Peter’s inner world is restrained, his thoughts brief and dismissive, as though he’s always holding back. He’s the eldest, the responsible one, and you can feel the weight he carries. He seems to suppress his own feelings for the sake of the family, and I understood that.


Ivan, on the other hand, is all depth and complexity, overthinking, overanalyzing, and struggling to make sense of his emotions. I’m glad he found Margaret. She’s probably my favourite female character, someone who, despite her own troubles, manages to gently peel back each layer of Ivan’s emotional mess. She’s always present, always attentive.


Then there’s Sylvia and Naomi.


At first, I liked Sylvia; she felt like a safety net for Peter. But as the story unfolded, I struggled to understand her. Her actions felt selfish. Although things were eventually resolved between her and Peter, I wish the author had explored more of her past to explain her behaviour.


Naomi brought a refreshing shift. Even though she complicated Peter and Sylvia’s relationship, her presence made things feel lighter, less emotionally burdensome.


Overall, Intermezzo is a poignant reminder that grief affects people in different ways. 

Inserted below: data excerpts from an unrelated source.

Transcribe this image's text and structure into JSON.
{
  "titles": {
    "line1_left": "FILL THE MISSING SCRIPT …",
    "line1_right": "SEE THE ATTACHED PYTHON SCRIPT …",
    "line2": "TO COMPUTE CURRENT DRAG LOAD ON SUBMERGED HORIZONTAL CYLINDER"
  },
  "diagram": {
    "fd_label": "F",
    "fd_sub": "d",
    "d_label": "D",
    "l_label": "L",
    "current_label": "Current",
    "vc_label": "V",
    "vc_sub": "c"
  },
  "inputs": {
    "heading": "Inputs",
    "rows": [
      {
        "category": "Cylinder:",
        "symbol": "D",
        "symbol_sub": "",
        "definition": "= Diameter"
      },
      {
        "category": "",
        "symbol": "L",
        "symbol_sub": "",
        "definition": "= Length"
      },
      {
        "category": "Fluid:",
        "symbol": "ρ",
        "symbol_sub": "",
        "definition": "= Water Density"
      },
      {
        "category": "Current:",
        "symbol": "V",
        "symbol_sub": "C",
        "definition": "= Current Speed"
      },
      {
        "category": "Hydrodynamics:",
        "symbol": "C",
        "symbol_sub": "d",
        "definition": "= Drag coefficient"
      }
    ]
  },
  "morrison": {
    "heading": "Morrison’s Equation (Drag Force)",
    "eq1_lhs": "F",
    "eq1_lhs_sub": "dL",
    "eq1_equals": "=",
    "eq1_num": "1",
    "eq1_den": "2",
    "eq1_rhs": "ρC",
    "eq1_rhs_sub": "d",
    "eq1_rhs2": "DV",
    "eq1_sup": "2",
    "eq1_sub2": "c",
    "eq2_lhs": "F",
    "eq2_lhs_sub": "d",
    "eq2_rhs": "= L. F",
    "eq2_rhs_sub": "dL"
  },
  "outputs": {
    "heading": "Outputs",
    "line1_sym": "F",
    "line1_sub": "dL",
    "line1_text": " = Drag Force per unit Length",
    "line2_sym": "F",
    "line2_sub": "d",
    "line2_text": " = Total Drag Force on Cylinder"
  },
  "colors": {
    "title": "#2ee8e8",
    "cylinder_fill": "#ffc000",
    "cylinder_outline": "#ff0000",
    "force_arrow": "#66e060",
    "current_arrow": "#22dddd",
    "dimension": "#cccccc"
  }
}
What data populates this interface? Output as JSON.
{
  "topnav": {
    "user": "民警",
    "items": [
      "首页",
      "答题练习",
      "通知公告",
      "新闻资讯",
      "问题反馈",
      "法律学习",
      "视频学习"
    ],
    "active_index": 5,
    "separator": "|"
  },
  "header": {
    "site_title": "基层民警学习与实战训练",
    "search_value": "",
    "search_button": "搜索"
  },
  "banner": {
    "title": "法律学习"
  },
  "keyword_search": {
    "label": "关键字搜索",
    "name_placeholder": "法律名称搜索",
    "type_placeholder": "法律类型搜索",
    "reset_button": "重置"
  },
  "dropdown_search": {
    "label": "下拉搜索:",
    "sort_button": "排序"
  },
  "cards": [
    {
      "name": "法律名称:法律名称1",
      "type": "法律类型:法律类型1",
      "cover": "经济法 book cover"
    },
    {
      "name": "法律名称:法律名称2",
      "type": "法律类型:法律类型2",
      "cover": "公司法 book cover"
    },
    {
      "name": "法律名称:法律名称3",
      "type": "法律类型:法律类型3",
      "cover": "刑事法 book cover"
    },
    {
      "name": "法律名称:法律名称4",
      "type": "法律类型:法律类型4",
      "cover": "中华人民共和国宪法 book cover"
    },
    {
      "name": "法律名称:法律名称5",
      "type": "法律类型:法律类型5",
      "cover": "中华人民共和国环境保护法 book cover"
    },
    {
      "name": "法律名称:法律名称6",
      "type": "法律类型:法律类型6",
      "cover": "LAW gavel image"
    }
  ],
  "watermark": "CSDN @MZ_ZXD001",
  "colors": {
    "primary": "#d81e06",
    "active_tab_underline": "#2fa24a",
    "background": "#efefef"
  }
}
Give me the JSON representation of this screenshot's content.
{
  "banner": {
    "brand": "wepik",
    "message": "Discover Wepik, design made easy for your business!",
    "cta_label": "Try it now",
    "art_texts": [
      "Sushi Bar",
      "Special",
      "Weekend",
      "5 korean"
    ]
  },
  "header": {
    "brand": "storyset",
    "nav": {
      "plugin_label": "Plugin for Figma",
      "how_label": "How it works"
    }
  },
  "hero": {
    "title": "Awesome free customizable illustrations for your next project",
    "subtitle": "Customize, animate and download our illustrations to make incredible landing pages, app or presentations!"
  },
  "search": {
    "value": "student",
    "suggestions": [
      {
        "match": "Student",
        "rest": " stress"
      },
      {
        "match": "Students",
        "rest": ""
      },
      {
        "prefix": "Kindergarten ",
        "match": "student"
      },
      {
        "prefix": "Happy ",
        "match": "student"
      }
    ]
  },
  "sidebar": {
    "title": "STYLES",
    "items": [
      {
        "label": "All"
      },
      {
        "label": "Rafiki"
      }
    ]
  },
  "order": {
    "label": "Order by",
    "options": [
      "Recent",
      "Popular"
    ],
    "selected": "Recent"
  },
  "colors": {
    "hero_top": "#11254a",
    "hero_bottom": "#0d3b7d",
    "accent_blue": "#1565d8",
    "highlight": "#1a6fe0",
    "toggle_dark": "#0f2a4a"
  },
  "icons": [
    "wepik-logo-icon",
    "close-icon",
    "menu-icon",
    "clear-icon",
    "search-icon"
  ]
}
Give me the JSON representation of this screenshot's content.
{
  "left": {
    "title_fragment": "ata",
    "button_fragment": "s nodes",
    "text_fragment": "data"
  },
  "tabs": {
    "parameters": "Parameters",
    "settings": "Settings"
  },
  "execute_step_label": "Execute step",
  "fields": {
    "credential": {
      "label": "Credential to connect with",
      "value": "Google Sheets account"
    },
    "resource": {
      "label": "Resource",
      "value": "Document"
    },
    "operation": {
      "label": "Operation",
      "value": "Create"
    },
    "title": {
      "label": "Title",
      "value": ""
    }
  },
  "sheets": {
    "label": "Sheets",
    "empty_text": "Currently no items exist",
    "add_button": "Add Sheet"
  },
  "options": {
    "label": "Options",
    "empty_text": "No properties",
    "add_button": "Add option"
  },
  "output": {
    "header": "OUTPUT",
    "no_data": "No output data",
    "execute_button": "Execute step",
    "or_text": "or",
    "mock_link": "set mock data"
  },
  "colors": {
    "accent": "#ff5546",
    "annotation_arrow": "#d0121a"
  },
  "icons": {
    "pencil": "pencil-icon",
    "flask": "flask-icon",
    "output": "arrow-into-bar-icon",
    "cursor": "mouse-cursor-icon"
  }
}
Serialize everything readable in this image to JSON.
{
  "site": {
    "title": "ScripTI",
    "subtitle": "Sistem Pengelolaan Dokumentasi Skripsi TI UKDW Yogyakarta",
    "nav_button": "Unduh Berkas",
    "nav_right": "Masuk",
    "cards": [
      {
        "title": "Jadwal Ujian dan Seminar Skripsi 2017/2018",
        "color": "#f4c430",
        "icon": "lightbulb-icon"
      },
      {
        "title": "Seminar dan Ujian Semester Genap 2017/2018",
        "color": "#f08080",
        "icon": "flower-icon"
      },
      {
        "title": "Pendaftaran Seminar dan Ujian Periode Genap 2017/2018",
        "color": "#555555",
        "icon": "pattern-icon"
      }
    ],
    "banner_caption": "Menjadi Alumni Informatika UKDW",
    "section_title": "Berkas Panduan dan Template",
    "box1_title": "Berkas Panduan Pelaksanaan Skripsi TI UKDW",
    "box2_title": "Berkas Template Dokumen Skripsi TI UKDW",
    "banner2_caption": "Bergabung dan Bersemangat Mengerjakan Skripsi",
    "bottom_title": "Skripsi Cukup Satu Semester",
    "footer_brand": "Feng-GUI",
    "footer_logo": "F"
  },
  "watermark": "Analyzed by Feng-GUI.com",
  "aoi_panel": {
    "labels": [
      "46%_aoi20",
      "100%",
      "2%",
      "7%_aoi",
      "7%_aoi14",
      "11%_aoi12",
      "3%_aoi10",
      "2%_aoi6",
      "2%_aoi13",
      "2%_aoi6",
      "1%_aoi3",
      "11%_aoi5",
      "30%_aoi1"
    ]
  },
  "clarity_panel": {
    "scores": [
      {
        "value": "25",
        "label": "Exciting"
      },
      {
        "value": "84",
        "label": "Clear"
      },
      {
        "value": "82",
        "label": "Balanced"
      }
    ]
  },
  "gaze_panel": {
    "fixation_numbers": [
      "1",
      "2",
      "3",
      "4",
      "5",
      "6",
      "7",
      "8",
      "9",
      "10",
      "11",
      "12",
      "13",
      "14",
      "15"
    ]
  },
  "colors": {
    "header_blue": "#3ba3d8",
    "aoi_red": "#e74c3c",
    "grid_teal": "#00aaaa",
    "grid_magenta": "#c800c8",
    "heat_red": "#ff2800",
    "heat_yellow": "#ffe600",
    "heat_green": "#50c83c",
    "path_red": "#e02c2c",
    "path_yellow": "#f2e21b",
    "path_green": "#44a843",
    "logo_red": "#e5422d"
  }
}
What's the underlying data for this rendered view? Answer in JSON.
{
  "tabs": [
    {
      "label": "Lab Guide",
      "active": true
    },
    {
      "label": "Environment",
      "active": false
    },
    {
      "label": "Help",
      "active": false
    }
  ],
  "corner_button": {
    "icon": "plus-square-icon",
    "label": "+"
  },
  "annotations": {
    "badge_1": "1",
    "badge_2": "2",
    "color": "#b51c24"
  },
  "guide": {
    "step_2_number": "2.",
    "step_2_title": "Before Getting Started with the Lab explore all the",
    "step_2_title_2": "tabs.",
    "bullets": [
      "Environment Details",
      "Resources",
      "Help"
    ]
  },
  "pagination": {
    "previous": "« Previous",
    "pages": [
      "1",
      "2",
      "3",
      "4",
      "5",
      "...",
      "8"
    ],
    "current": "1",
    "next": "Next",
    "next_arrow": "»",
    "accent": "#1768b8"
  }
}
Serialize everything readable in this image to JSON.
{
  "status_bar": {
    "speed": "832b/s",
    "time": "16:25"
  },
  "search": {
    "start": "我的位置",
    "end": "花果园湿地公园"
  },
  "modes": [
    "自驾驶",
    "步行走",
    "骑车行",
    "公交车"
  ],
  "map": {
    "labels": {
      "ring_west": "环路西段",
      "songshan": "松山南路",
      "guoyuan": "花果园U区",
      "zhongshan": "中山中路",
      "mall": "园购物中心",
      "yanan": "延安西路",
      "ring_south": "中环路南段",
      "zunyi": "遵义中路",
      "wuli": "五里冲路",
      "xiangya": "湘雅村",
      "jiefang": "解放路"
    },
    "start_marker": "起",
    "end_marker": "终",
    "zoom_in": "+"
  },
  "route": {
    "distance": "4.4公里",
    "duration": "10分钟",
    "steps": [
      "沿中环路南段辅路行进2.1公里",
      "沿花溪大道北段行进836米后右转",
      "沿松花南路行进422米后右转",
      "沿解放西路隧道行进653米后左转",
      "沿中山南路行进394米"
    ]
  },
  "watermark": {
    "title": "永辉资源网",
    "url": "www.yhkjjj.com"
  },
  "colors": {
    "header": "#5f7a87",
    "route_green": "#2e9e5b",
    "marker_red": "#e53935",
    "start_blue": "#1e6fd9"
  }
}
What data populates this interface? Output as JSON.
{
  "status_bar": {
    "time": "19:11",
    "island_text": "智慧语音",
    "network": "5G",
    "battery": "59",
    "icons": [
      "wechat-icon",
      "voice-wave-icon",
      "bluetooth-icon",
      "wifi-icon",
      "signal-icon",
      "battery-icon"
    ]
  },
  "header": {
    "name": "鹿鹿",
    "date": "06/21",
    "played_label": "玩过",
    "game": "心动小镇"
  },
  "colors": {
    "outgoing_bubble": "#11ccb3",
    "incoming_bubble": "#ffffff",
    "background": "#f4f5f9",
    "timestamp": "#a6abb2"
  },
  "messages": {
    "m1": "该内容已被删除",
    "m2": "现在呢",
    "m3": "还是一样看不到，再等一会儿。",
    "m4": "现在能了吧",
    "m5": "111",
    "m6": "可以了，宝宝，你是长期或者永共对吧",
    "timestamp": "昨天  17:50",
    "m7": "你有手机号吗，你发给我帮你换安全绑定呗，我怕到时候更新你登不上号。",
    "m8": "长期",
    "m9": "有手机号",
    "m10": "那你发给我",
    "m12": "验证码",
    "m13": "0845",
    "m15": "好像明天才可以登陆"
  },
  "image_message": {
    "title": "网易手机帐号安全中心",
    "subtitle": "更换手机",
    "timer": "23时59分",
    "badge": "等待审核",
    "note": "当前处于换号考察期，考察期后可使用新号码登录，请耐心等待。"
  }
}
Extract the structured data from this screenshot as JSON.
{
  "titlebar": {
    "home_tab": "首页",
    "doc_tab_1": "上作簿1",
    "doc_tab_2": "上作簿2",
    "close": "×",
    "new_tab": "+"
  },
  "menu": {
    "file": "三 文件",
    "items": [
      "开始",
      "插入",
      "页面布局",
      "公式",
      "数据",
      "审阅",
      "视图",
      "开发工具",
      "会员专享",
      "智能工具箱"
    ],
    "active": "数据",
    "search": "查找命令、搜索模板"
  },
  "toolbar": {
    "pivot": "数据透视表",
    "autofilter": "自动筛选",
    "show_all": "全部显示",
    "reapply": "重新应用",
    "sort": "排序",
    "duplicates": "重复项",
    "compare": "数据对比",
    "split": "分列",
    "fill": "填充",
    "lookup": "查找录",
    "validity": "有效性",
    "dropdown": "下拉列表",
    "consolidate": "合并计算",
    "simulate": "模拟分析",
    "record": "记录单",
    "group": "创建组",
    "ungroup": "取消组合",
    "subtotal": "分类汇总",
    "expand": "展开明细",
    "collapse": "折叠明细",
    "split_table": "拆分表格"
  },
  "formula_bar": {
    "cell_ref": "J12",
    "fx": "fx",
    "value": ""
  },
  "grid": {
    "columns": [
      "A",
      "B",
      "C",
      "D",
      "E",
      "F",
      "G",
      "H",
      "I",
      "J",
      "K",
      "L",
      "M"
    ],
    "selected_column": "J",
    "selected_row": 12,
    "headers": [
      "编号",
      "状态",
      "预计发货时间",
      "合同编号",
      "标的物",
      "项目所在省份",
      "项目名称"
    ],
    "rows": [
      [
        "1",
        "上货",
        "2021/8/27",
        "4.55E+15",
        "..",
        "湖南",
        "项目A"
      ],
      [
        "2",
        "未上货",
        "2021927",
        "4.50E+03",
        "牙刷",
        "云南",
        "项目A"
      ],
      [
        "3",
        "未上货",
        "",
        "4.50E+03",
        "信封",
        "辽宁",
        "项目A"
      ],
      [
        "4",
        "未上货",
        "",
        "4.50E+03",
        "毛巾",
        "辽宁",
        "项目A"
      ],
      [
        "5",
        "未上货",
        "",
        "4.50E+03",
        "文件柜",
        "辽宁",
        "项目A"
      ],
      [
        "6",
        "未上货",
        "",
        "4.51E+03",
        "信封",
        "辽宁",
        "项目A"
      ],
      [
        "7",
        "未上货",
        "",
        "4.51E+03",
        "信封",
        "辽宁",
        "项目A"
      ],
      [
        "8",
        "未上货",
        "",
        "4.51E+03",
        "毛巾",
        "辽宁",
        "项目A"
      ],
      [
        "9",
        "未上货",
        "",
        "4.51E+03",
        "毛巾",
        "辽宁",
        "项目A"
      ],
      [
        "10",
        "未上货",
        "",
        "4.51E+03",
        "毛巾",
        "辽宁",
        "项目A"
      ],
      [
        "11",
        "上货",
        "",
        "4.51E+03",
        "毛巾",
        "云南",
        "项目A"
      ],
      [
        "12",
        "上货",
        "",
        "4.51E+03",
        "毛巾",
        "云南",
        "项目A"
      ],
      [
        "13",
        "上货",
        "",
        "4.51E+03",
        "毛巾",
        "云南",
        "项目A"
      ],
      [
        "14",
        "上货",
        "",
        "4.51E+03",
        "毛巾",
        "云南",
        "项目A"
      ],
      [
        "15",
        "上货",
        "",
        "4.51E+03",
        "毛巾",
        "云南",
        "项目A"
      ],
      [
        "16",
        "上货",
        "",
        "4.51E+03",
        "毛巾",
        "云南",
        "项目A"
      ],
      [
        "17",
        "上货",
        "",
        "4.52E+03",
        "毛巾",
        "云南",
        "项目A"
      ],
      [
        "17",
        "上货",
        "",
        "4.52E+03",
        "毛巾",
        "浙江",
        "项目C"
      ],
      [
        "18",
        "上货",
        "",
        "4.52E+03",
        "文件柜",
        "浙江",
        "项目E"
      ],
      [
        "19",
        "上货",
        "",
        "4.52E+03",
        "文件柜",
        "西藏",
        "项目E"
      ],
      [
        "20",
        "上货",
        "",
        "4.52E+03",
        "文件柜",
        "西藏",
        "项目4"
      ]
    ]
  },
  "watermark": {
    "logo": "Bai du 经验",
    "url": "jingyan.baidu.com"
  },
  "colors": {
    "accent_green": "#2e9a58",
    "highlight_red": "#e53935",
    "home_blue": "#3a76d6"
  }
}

And while friends can offer comfort, there’s something irreplaceable about family. 

As messy and complicated as family can be, they’re the ones who’ve lived through the same chapters of our lives, and that shared history means something.


I'd rate Intermezzo a solid 4.5 out of 5.

It took me a while to find my rhythm with the writing style, but once I did, the emotional depth and character exploration were incredibly rewarding. 

It's not an easy read, definitely, but it's a worthwhile one.